Este Dios, llamado Agnostos por los helénicos, era la representación de las
fuerzas que no podían explicar, la ilustración de las maravillas que no podía
asignar a sus dioses.
Hoy en día, quizás sin saberlo, muchas personas adoran a Agnostos, de diversas
formas y bajo diversos nombres, pero por la misma razón: el propósito de llenar el
vacío que ninguno de sus otros dioses puede llenar.

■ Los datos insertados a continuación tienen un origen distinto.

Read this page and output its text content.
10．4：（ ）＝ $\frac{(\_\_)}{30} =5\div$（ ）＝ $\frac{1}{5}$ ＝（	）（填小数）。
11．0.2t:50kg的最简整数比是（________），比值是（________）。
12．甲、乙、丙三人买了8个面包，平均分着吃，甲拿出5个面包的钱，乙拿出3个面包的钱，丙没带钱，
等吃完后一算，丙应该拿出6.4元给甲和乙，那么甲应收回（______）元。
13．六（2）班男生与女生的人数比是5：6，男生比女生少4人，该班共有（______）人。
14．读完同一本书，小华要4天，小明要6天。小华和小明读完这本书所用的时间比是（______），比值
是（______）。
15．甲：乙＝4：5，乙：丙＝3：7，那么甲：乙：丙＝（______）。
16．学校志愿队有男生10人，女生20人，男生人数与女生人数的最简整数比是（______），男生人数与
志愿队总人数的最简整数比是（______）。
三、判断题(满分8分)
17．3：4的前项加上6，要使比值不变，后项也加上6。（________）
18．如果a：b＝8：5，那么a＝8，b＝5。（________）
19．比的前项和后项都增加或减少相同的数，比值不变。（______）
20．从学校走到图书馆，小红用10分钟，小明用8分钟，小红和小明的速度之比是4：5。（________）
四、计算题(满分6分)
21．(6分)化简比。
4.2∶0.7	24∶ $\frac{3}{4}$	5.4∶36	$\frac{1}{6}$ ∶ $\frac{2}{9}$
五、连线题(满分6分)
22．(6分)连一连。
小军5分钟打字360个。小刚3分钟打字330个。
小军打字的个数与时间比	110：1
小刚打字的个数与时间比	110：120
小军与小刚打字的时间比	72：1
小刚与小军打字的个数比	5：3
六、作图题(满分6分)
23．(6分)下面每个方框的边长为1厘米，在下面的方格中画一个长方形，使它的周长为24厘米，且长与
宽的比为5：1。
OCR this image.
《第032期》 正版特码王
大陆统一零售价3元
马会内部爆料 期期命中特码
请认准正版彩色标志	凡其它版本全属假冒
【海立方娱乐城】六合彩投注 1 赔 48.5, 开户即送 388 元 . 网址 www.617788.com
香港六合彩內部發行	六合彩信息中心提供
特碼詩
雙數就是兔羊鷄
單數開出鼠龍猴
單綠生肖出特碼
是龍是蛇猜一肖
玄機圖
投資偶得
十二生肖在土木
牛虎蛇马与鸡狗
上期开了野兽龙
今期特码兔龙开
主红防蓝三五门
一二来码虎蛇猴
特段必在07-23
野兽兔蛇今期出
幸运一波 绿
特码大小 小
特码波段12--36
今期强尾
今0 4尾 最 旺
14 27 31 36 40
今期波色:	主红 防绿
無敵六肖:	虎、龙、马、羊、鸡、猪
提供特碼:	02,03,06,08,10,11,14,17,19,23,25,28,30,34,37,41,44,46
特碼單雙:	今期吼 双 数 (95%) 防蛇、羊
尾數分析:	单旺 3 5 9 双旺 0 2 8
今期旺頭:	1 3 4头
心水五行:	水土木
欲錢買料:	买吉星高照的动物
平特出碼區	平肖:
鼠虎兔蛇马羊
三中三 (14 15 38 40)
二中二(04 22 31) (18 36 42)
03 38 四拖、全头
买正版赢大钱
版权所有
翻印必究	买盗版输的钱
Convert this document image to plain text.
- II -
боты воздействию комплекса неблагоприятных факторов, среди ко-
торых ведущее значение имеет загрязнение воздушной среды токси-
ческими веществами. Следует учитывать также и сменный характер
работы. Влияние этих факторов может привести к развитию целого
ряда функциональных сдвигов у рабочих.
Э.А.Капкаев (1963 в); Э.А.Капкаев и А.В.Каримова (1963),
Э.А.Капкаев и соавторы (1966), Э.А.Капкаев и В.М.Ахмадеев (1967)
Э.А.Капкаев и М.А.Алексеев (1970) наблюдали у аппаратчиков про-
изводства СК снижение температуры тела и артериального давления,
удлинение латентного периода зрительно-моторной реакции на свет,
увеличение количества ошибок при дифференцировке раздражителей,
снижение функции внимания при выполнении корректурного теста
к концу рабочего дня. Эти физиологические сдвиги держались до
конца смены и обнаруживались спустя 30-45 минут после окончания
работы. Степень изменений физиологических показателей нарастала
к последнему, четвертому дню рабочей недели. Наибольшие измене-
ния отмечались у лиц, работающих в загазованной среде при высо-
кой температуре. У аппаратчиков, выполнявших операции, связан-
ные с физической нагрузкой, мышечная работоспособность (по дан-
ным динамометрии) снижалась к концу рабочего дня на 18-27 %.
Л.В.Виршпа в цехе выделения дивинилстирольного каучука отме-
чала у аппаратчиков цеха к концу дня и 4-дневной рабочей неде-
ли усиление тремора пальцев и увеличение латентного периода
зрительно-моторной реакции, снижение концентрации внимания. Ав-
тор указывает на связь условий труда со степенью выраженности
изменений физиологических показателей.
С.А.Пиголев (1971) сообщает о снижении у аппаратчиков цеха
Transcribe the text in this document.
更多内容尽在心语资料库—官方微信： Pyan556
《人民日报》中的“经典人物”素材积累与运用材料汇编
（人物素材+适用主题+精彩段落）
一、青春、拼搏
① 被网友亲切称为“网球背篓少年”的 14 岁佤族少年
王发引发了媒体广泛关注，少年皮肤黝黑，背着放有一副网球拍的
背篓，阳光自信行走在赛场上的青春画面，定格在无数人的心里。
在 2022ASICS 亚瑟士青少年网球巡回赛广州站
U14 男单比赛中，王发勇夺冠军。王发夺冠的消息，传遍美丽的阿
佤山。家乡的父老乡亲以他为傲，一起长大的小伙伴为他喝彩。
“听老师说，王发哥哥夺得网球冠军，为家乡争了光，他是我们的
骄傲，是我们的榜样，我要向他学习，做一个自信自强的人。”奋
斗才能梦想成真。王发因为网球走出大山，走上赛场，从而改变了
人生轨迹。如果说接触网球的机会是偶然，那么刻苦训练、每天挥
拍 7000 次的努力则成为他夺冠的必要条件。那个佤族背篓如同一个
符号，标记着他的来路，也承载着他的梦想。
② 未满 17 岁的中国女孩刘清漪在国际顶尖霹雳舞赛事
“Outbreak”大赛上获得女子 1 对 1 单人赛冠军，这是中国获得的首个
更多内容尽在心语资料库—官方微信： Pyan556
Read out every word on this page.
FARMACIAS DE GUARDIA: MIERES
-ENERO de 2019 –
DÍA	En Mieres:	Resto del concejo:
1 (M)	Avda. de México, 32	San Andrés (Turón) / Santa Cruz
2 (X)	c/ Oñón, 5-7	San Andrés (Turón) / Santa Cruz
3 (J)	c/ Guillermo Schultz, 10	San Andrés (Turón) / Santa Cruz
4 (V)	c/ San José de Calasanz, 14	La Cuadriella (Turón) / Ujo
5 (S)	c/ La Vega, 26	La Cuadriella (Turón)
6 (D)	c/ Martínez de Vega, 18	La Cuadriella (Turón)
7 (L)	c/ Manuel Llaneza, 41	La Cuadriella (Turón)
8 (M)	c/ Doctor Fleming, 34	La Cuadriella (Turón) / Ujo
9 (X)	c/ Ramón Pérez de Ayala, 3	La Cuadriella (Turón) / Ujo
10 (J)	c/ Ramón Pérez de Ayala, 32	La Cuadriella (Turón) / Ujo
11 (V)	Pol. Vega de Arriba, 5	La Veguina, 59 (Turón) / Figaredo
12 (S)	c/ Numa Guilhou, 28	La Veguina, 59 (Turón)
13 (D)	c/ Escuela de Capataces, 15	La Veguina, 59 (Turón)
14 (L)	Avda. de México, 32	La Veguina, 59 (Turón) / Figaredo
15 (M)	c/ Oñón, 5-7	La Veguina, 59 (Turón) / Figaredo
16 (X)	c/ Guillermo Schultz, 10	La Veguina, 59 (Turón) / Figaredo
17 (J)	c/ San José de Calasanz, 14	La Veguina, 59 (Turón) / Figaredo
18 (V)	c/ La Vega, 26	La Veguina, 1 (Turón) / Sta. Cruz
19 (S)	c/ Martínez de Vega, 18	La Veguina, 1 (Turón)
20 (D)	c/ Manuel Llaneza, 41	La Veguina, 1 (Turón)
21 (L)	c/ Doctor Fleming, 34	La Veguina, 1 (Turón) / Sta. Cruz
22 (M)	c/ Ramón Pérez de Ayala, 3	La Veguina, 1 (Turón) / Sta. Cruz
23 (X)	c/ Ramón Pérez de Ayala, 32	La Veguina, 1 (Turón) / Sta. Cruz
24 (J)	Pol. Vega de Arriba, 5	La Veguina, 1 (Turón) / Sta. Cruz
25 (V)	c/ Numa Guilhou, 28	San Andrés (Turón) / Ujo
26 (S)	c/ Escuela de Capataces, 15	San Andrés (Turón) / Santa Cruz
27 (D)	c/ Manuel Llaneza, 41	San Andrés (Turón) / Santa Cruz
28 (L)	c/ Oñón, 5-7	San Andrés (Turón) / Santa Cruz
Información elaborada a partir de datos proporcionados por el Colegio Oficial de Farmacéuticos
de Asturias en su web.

Ni el dinero, ni la fama, ni los placeres del mundo ni ninguna otra cosa podrá llenar
el vacío que siente el ser humano ante la ausencia de ese Dios del cual no sabe
nada, pero cuya necesidad siente tan palpitante como la necesidad de respirar o la
de alimentarse.
Ese Dios desconocido, creador de todas las cosas, juez Todopoderoso del
universo, es realmente el único Dios que debe adorar el hombre, pero para que
dicha adoración sea genuina y verdadera es necesario que deje de ser el DIOS
NO CONOCIDO, que pase a ser un amigo el cual el hombre pueda decir “le
conozco”.
El único Dios verdadero del cual el apóstol Pablo dice “que hizo el mundo y todo lo
que en él hay, puesto que es Señor del cielo y de la tierra, no mora en templos
hechos por manos de hombres” (Hchs. 17:24), es el Dios por el cual clama el
corazón de los hombres, el que llena el vacío que todo ser humano intenta llenar
con aquello que llama felicidad.
“El Dios en quien no creen los sabios, y al que desconocen los ignorantes,
es el único Dios que merece adoración”.
He aquí la sabiduría del sabio: conocer al único Dios verdadero, creador del
universo, dador de la verdadera sabiduría y fuente de todo lo que existe. He aquí
la fe del humilde: conocer y reconocer a un ser superior, que por sobre todo es y
por el cual “todas las cosas por él fueron hechas, y sin él nada de lo que ha sido
hecho, fue hecho” (Jn. 1:3).
“Mas a todos los que le recibieron, a los que creen en su nombre [los que le
conocen], les dio potestad de ser hechos hijos de Dios” (Jn. 1:12).